Est-ce que quelqu'un, à la fin du 19ème siècle, a une idée claire de ce que les poètes des temps forts appellent inspiration? Sinon, je vais le décrire. Si un minimum de résidu de superstition est préservé, il serait difficile de rejeter l’idée d’être une simple incarnation, un simple instrument sonore, un simple médium de forces puissantes. Le concept de révélation, dans le sens où tout à coup, avec une sécurité et une finesse indicibles, se révèle, quelque chose est entendu, quelque chose qui bouge et qui bouleverse au plus profond, décrit simplement la réalité des faits. C'est entendu, ce n'est pas recherché; c'est pris, on ne demande pas qui est celui qui donne; comme un éclair jaillit une pensée, dans le besoin, sans hésitation de forme - je n’ai jamais eu à choisir. Une extase dont la tension énorme est parfois déchaînée dans un torrent de larmes, une extase dans laquelle parfois le pas précipite involontairement et d'autres fois il devient lent; un complet être hors de soi, avec la conscience très claire d'innombrables craintes délicates et des frissons qui atteignent les orteils; un abîme de bonheur, dans lequel le plus douloureux et le plus sombre n'agit pas comme une antithèse, mais comme quelque chose de conditionné, exigé, comme une couleur nécessaire au milieu d'une telle surabondance de lumière; un instinct de relations rythmiques, qui englobe de vastes espaces de formes - la longueur, la nécessité d’un rythme large sont presque la mesure de la violence de l’inspiration, une sorte de contrepoids à sa pression et à sa tension ... extrêmement involontaire, mais comme dans une tempête de sentiment de liberté, d'inconditionnalité, de pouvoir, de divinité ... Le caractère involontaire de l'image, du symbole, est le plus digne d'attention; il n'y a aucun concept que ce soit; Ce qui est image, ce qui est symbole, tout est offert comme l'expression la plus proche, la plus précise, la plus simple. En fait, il semble en effet rappeler une phrase de Zarathoustra, comme si les choses elles-mêmes approchaient et se présentaient comme un symbole ("Ici, tout ce qui touche votre discours et vous flatte: ils veulent monter sur votre dos. vous ici vers toutes les vérités ... Ici, tous les mots et les armoires de mots m'ouvrent soudainement: chaque être veut se faire dire ici, tout futur veut apprendre à parler de moi ").
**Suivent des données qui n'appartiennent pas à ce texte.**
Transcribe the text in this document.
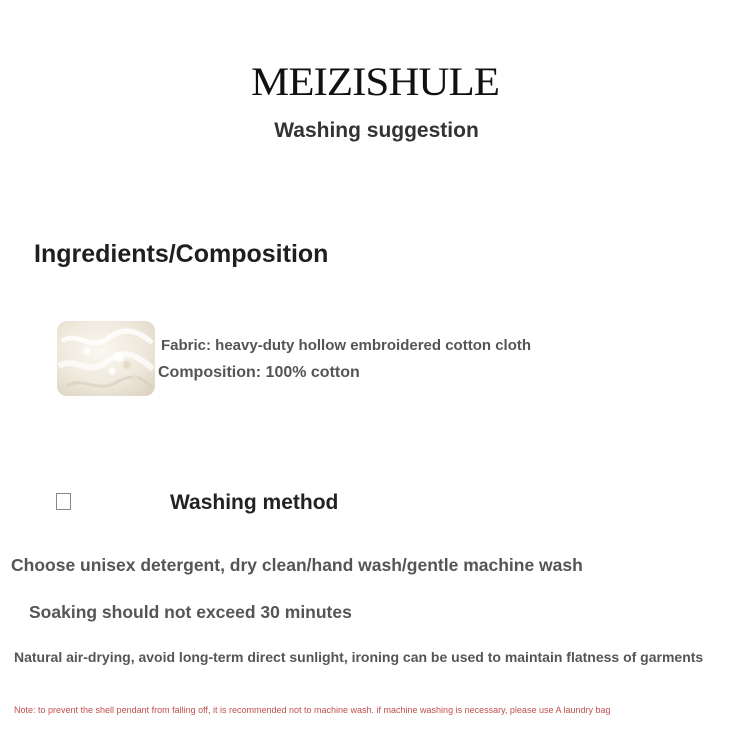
MEIZISHULE
Washing suggestion
Ingredients/Composition
Fabric: heavy-duty hollow embroidered cotton cloth
Composition: 100% cotton
Washing method
Choose unisex detergent, dry clean/hand wash/gentle machine wash
Soaking should not exceed 30 minutes
Natural air-drying, avoid long-term direct sunlight, ironing can be used to maintain flatness of garments
Note: to prevent the shell pendant from falling off, it is recommended not to machine wash. if machine washing is necessary, please use A laundry bag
Il s’agit sans aucun doute d’un des échantillons de sang les plus véhéments et inspirants de ce que l’inspiration est. Dans Zarathoustra, Nietzsche a déclaré: "De tout ce qui est écrit, je n'aime que ce qu'une personne a écrit de son sang. Écrivez avec du sang, et vous découvrirez que le sang est esprit." Voici une sorte d'art littéraire qui est à la fois un art de vivre. Il convient de noter que, dans le fragment de l' Ecce Homo, Nietzsche voit dans son inspiration une caractéristique de la divinité, bien qu'il soit célèbre pour son athéisme. En tout état de cause, la langue n'a pas de meilleur mot que "divin" pour décrire un tel état, sans que cela se réfère à un dieu créateur ou à un monothéisme. Nietzsche lui-même à Zarathoustra parle à plusieurs reprises du divin comme une pluralité, comme la même énergie cosmo-tellurique.